JAKARTA: Sebanyak 43 pesawat impor milik berbagai maskapai nasional belum melengkapi dokumen izin pemberitahuan impor barang (PIB) dan surat keterangan bebas pajak pertambahan nilai (SKB PPN).
Kabar adanya armada angkutan udara yang diimpor tanpa dokumen kepabeanan tersebut terungkap dalam rapat Komite Pengawas Perpajakan, Rabu (2/6). Rapat tersebut sedianya membahas masalah 1.000 kapal yang diimpor tanpa dokumen PIB dan SKB PPN.
Namun, dalam rapat tersebut, Kementerian Perhubungan (Kemenhub) menyampaikan ada 43 unit pesawat impor yang belum melengkapi dokumen kepabeanan, padahal armada itu sudah beroperasi di Indonesia.
"Alat transportasi yang masih bodong juga ada di sektor angkutan udara, tidak hanya di armada angkutan laut nasional," kata Ketua Indonesian National Shipowners' Association (INSA) Johnson W. Sutjipto kemarin.
Johnson yang menjadi peserta rapat Komite Pajak tersebut menambahkan Ditjen Pajak sudah berkomitmen untuk mencarikan solusi dengan menghindari upaya penangkapan supaya kegiatan transportasi nasional tidak terganggu.
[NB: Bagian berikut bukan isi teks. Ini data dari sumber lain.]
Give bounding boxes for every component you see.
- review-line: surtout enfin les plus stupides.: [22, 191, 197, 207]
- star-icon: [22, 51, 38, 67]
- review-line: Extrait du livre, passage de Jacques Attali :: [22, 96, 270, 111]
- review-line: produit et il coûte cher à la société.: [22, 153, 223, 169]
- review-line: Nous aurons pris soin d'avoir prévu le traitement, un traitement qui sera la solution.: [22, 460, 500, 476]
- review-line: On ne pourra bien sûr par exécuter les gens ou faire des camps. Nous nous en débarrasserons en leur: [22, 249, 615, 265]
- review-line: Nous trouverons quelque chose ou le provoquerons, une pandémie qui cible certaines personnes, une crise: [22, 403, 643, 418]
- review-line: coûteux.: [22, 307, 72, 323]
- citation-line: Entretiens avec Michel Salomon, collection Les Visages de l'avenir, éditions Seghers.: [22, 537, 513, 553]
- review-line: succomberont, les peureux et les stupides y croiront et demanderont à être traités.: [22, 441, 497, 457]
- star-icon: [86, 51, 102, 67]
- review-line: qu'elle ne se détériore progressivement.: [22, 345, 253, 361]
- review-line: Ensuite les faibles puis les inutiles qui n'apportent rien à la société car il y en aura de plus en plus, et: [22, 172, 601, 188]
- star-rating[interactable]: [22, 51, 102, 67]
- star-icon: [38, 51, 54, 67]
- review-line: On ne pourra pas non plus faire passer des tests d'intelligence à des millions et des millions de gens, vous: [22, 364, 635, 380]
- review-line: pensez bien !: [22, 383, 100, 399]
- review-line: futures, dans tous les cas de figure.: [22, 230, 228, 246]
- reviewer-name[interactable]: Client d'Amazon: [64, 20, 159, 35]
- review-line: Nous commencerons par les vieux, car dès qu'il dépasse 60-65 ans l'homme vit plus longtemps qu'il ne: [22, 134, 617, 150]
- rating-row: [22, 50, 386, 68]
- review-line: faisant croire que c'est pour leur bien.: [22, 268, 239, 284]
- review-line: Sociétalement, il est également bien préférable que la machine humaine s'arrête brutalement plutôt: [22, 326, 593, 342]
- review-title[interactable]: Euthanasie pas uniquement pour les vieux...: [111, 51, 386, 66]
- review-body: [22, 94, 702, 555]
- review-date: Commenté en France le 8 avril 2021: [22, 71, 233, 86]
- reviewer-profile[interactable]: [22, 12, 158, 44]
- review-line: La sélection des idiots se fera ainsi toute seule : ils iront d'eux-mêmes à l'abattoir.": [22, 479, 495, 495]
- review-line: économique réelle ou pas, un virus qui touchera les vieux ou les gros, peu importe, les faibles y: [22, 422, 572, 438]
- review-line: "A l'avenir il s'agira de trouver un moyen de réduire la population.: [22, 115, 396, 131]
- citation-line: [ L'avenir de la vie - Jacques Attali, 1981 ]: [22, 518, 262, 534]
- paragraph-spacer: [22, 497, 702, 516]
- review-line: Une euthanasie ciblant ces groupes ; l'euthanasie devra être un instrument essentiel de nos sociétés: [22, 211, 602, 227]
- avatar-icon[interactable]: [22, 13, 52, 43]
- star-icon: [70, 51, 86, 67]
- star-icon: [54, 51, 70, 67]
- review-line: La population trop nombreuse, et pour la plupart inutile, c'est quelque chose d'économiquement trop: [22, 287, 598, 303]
Komite Pengawas Perpajakan diketua oleh Anwar Suprijadi (Mantan Dirjen Bea dan Cukai) dengan wakil mantan Dirjen Anggaran Kemenkeu yang juga pernah menjabat sebagai Dirjen Pajak Abdul Anshari Ritonga.
Berdasarkan dokumen undangan rapat No. Und-24/KPP/2010 tertanggal 27 Mei 2010, tercatat ada enam instansi yang diundang yakni Direktur Peraturan Perpajakan I Ditjen Pajak, Direktur Teknis Kepabeanan Ditjen Bea dan Cukai, Ditjen Perhubungan Laut, Ditjen Perhubungan Udara, Ketua Indonesia National Air Carriers Association (INACA), dan Ketua INSA.
Sekretaris Jenderal INACA Tengku Burhanuddin saat dikonfirmasi mengatakan belum mengetahui adanya pesawat bodong.
"Katanya kami diundang dalam rapat itu, tetapi tidak ada konfirmasi ke saya," katanya.
Ketika ditanya mengenai kebenaran kabar tersebut, Tengku menjelaskan impor pesawat ada dua yakni pesawat charter dan milik.
"Sekarang pesawat untuk apa yang diimpor tanpa dua dokumen itu? Kami akan menelusurinya," ujarnya.
Kepala Pusat Komunikasi Publik Kemenhub Bambang S. Ervan mengatakan pihaknya tidak akan mengandangkan (grounded) 43 pesawat bermasalah tersebut.
"Grounded dilakukan jika tak memenuhi syarat kelaikan. Kalau masalah dokumen impor itu bukan kewenangan kami," tegasnya.
Kapal bodong
Direktur Jenderal Bea dan Cukai Thomas Sugijata menegaskan tidak ada tunggakan pajak impor oleh sejumlah kapal laut dan pesawat niaga tersebut.
Menurut dia, sesuai dengan ketentuan kapal laut dan pesawat terbang yang aktivitasnya diperuntukan bagi kegiatan niaga, selain bebas bea masuk (0%), seharusnya juga bisa mendapatkan pembebasan pertambahan nilai (PPN) impor setelah mendapatkan surat keterangan bebas (SKB) dari DJP.
"Itu berdasarkan hasil rapat koordinasi antara DJBC, Ditjen Perhubungan Laut, Ditjen Perhubungan Udara, INSA, DJP di kantor Komwas Perpajakan, Rabu lalu," tuturnya.
Untuk kapal laut, jelas Thomas, bermula dari penyegelan sejumlah kapal yang berganti bendera oleh DJBC karena proses administrasi belum selesai, yakni tidak memiliki dokumen pemberitahuan impor barang (PIB).
Kemudian, setelah berkoordinasi dengan INSA, DJBC disodorkan daftar sekitar 1.000 kapal yang bernasib sama dan belum memenuhi kewajibannya.
"1.000 kapal yang dilaporkan INSA itu merupakan akumulasi (masalah administrasi) dalam beberapa tahun," ungkapnya.
Johnson menjelaskan Ditjen Bea dan Cukai sudah meminta INSA agar mendata kapal-kapal bodong tersebut untuk diserahkan kepada Ditjen Perhubungan Laut yang nantinya diberikan kepada Ditjen Bea dan Cukai.
Saat ini, katanya, pihaknya sudah meminta kepada perusahaan pelayaran nasional agar mendaftarkan kapalnya tersebut baik melalui DPC INSA maupun DPP INSA.